Psychophysischer Leistungstest

In der Regel werden Sie bei der MPU auch einige sogenannte "psychophysische Leistungstests" durchlaufen müssen. Die Fahrerlaubnisverordnung definiert, welche Bereiche abzuklären sind.

Psychologische Testverfahren

Die Begutachtungsleitlinien zur Kraftfahrereignung schreiben dazu u. a.: "Zweifel an der psychischen Leistungsfähigkeit können sich ergeben wegen einer Minderung der optischen Orientierung, der Konzentrationsfähigkeit, der Aufmerksamkeit, der Reaktionsfähigkeit und der Belastbarkeit …"

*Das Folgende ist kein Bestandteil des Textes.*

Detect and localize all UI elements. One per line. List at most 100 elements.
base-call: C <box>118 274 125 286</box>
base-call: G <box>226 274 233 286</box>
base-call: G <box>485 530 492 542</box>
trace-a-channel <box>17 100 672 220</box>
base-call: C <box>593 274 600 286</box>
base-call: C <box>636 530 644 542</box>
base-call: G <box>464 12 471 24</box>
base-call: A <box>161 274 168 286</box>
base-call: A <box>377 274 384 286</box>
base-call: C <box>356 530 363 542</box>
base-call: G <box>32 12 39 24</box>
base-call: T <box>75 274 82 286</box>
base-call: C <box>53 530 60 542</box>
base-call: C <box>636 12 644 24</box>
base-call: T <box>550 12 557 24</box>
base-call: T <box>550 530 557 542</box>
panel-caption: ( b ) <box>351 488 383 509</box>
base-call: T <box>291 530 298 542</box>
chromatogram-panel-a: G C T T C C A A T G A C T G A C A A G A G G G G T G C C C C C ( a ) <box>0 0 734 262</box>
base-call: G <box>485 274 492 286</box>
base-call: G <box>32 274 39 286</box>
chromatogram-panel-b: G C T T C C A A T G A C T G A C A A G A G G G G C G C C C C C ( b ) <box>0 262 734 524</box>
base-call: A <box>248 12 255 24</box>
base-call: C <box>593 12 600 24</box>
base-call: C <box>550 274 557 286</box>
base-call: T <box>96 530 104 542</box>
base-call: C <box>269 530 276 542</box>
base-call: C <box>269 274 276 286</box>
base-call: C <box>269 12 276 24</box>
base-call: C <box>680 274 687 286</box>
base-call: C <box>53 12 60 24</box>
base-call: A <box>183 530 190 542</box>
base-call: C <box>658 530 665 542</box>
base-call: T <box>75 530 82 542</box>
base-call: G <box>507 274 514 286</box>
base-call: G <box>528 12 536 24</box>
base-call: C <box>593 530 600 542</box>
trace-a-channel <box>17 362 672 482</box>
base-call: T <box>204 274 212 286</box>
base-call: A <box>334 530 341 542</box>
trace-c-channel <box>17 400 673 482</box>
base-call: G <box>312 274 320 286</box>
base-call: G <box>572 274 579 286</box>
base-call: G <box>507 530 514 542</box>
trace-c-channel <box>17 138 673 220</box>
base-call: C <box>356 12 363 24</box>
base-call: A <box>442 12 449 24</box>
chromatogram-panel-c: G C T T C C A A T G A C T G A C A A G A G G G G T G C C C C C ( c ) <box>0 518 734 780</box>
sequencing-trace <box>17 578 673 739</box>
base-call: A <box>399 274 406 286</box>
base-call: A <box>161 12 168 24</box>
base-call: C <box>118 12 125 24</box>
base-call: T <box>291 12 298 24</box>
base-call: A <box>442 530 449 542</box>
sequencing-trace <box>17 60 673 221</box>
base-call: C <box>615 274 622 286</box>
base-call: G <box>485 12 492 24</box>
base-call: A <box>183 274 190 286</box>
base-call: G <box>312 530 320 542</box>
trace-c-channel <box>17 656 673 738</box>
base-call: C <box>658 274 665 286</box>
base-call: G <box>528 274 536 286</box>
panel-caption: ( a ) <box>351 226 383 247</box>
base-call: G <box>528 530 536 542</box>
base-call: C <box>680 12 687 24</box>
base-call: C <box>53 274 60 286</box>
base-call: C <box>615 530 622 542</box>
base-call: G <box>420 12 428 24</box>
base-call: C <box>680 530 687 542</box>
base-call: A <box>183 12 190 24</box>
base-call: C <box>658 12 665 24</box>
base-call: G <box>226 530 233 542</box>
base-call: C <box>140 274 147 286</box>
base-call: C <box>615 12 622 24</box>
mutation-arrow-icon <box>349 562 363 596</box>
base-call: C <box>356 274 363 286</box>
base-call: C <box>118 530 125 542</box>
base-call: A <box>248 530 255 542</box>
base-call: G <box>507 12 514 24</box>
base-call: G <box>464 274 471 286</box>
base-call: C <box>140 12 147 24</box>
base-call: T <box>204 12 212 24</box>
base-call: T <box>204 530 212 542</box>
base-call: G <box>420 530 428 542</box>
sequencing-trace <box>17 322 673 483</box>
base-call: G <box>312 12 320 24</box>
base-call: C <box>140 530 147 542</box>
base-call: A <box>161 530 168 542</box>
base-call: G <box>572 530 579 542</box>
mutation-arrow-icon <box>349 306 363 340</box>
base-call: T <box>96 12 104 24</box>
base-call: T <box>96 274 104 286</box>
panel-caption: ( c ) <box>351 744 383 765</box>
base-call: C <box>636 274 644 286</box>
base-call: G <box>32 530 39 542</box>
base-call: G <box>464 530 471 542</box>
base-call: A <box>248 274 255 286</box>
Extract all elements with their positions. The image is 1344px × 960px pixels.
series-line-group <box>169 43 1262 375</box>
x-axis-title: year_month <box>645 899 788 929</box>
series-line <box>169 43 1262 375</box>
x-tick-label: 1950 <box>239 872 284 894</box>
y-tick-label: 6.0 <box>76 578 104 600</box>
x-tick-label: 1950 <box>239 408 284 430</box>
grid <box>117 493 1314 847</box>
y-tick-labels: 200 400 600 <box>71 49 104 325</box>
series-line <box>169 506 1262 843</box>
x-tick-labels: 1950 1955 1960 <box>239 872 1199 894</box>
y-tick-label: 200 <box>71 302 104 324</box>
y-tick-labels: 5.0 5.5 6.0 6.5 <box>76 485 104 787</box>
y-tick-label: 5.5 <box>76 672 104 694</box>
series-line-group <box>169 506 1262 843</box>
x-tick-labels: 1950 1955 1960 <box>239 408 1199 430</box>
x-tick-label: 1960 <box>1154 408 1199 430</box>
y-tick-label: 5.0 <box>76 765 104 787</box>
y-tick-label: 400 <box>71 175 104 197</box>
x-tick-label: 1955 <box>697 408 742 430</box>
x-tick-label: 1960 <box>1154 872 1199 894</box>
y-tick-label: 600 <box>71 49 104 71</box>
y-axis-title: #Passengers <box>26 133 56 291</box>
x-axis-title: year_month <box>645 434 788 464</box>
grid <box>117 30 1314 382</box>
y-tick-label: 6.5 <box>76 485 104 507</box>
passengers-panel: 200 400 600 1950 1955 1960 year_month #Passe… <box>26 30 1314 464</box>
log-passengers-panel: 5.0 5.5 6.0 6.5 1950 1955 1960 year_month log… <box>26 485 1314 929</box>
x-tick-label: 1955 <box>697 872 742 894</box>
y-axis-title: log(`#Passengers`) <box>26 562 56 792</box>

Angesichts möglicher Folgeschäden durch Missbrauch oder Abhängigkeit von Alkohol oder illegaler Drogen könnten bereits verkehrsrelevante Leistungsbeeinträchtigungen entstanden sein.

Unter dem Aspekt der Verkehrssicherheit aller Verkehrsteilnehmer müssen bestimmte Voraussetzungen erfüllt sein. Diese Voraussetzungen werden u. a. in sogenannten Prozentrangpunkten ausgedrückt, die mindestens erreicht, bzw. nicht unterschritten werden sollten.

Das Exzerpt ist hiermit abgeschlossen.